Chief of staff M. Lisa Moody also directed those appointees, the governor's commissioners, to distribute the invitations for a big fundraising reception last week. That was less than two months after Rell publicly reminded commissioners that it is against the law for them to solicit campaign contributions.
Despite the prohibition against commissioners and deputies soliciting contributions, Garfield said, state election laws do not ban a person in Moody's position from handing out fundraiser invitations in a state building on state time.
But Rell's own self-imposed rules clearly apply to what Moody did. On Oct. 19 … the governor's special ethics counsel, Rachel Rubin, issued a detailed list of policies and prohibitions for all agency heads and their deputies.

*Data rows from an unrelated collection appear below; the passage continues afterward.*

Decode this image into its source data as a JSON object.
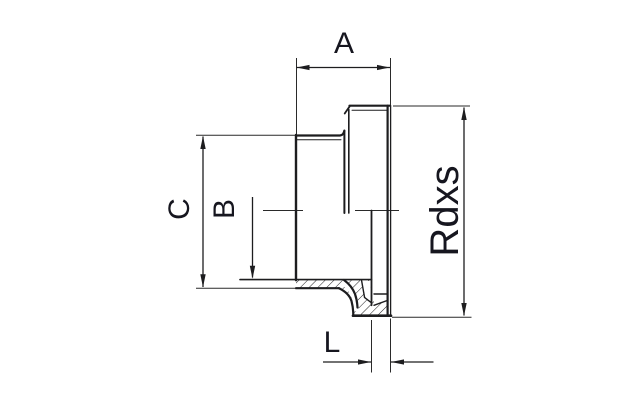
{
  "diagram": {
    "background": "#ffffff",
    "line_color": "#1d1d1f",
    "thin_line_color": "#2a2a2a",
    "label_color": "#16161f",
    "labels": {
      "overall_length": "A",
      "bore_diameter": "B",
      "body_diameter": "C",
      "thread_size": "Rdxs",
      "seat_length": "L"
    }
  }
}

First on the list: "State employees shall not engage in any political activity during regular working hours unless during lunch or while on approved leave."

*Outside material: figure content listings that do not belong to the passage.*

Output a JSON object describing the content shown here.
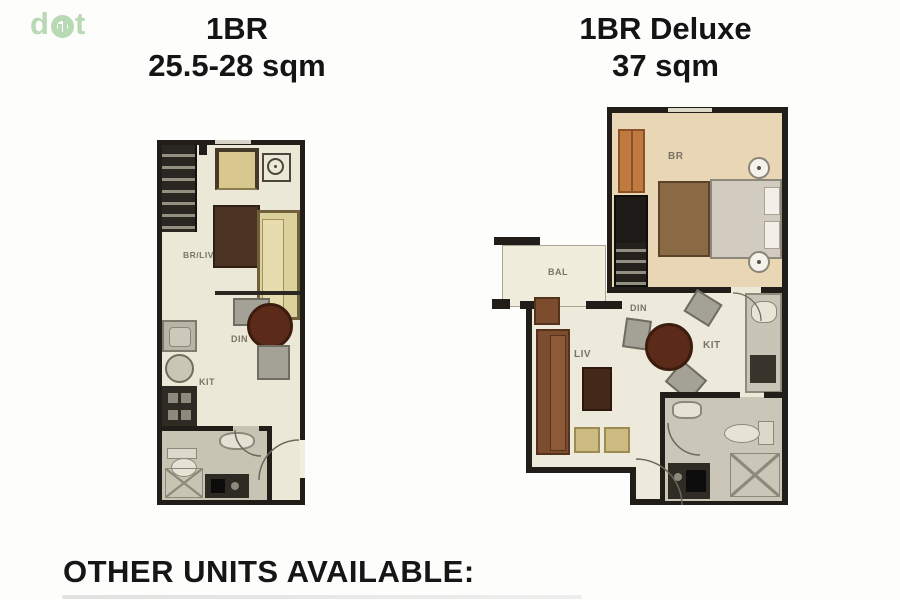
{
  "logo": {
    "d": "d",
    "t": "t"
  },
  "units": [
    {
      "title": "1BR",
      "area": "25.5-28 sqm",
      "labels": {
        "main": "BR/LIV",
        "dining": "DIN",
        "kitchen": "KIT"
      }
    },
    {
      "title": "1BR Deluxe",
      "area": "37 sqm",
      "labels": {
        "bedroom": "BR",
        "balcony": "BAL",
        "living": "LIV",
        "dining": "DIN",
        "kitchen": "KIT"
      }
    }
  ],
  "footer": {
    "heading": "OTHER UNITS AVAILABLE:"
  },
  "colors": {
    "logo_green": "#b7d9b3",
    "wall_black": "#211e19",
    "floor_cream": "#ebe8d8",
    "bedroom_floor_tan": "#e9d6b4",
    "bath_floor_gray": "#c8c4b4",
    "sofa_tan": "#dcd09c",
    "sofa_brown": "#7c4c2e",
    "table_brown": "#5c2a18",
    "wardrobe_orange": "#c0793f",
    "chair_gray": "#a4a197"
  }
}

The memo also stated: "State employees shall not use state funds for political activity. This includes the use of the office." (Lender)
Moody claims that she didn’t know she was violating ethics rules, and others in the Rell campaign, including the governor herself, say they were unaware of Moody’s actions.

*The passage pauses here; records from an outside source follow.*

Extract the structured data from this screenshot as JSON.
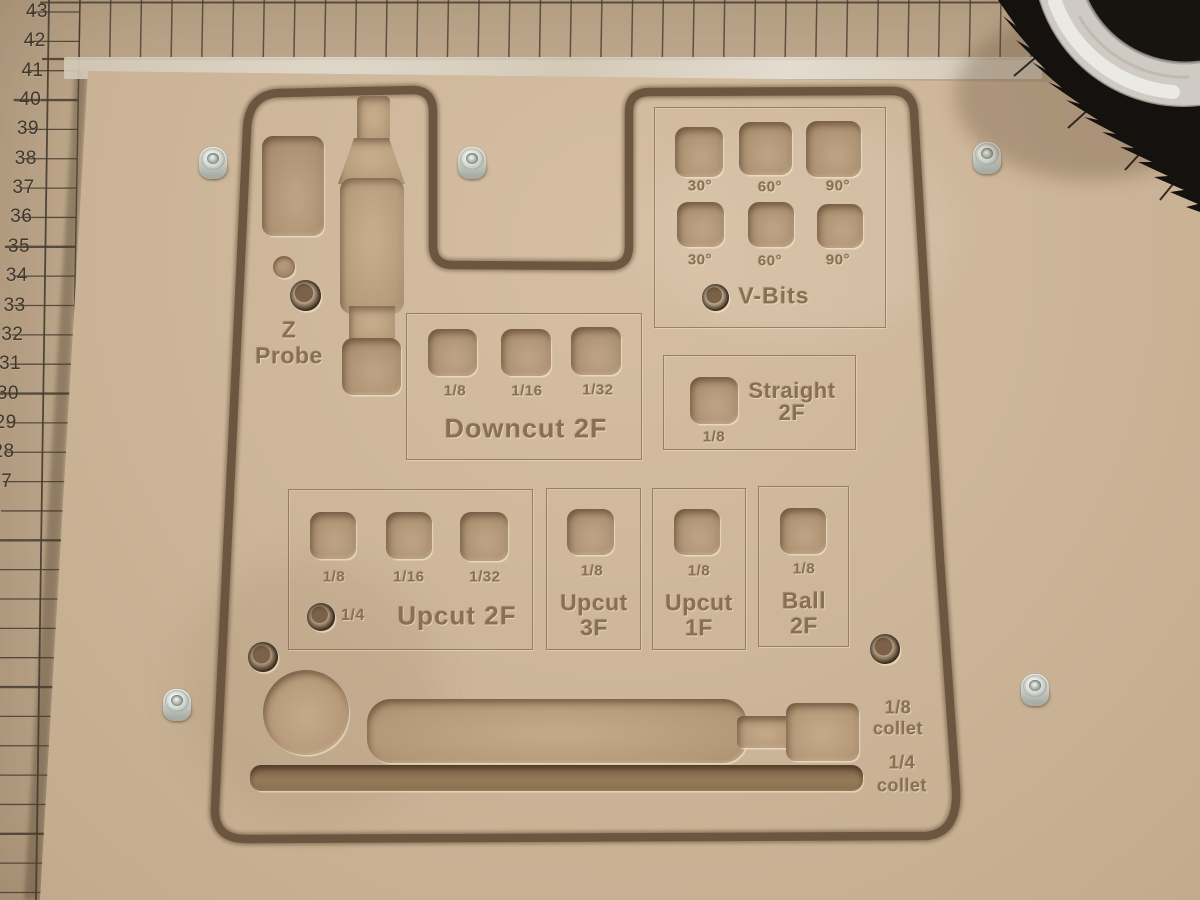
{
  "ruler": {
    "numbers": [
      "43",
      "42",
      "41",
      "40",
      "39",
      "38",
      "37",
      "36",
      "35",
      "34",
      "33",
      "32",
      "31",
      "30",
      "29",
      "28",
      "27"
    ]
  },
  "zprobe": {
    "title_line1": "Z",
    "title_line2": "Probe"
  },
  "panels": {
    "vbits": {
      "title": "V-Bits",
      "row1": [
        "30°",
        "60°",
        "90°"
      ],
      "row2": [
        "30°",
        "60°",
        "90°"
      ]
    },
    "downcut2f": {
      "title": "Downcut 2F",
      "labels": [
        "1/8",
        "1/16",
        "1/32"
      ]
    },
    "straight2f": {
      "title_line1": "Straight",
      "title_line2": "2F",
      "label": "1/8"
    },
    "upcut2f": {
      "title": "Upcut 2F",
      "labels": [
        "1/8",
        "1/16",
        "1/32"
      ],
      "extra_label": "1/4"
    },
    "upcut3f": {
      "title_line1": "Upcut",
      "title_line2": "3F",
      "label": "1/8"
    },
    "upcut1f": {
      "title_line1": "Upcut",
      "title_line2": "1F",
      "label": "1/8"
    },
    "ball2f": {
      "title_line1": "Ball",
      "title_line2": "2F",
      "label": "1/8"
    }
  },
  "collets": {
    "eighth": {
      "line1": "1/8",
      "line2": "collet"
    },
    "quarter": {
      "line1": "1/4",
      "line2": "collet"
    }
  },
  "colors": {
    "board_tan": "#cdb69a",
    "spoilboard_tan": "#c6b095",
    "groove_brown": "#66503a",
    "engraving_brown": "#8a7052",
    "pocket_floor": "#ac9071",
    "grid_line": "#453c31",
    "bristle_black": "#15110e",
    "acrylic_ring": "#d9d5cf",
    "screw_silver": "#d9ddd6"
  }
}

I don’t believe the first. Moody has been around the Capitol for a long, long time, and is known as someone who pays a lot of attention to detail. She’s also one of the people who is primarily responsible for cultivating the governor’s image as a squeaky-clean reformer. She should know ethics rules for the state and for her boss’s campaign backwards and forwards.
As for the second…
Officials in Rell's campaign said they were unaware of Moody's actions, including finance director Peggy Deschenes, who was listed on the invitations as the person to respond to. (Lender)
So if Moody (and probably others) knew what she was doing, why take the risk? The answer, in all likelihood, has to do with the looming end of the fundraising reporting period. Rell’s own ethics rules make it nearly impossible to raise as much money as her Democratic opponents, but Moody must be under enormous pressure to deliver respectable numbers. The Rell campaign so far has seemed very willing to bend their own rules, which could eventually backfire on their candidate.
The elections enforcement commission, the same one that gave Rell a pass on campaign materials created too far ahead of the date of her official announcement, needs to make a good faith effort to get to the bottom of this.
There should be consequences for Moody, if Rell wants her image to remain untarnished. At the very least, the governor should consider whether having the same person run both her Capitol and campaign operations is in her best interests.
Lender, Jon and Edmund Mahoney. "After Rell Draws Ethics Line, Aide Crosses It." Hartford Courant 14 December, 2005.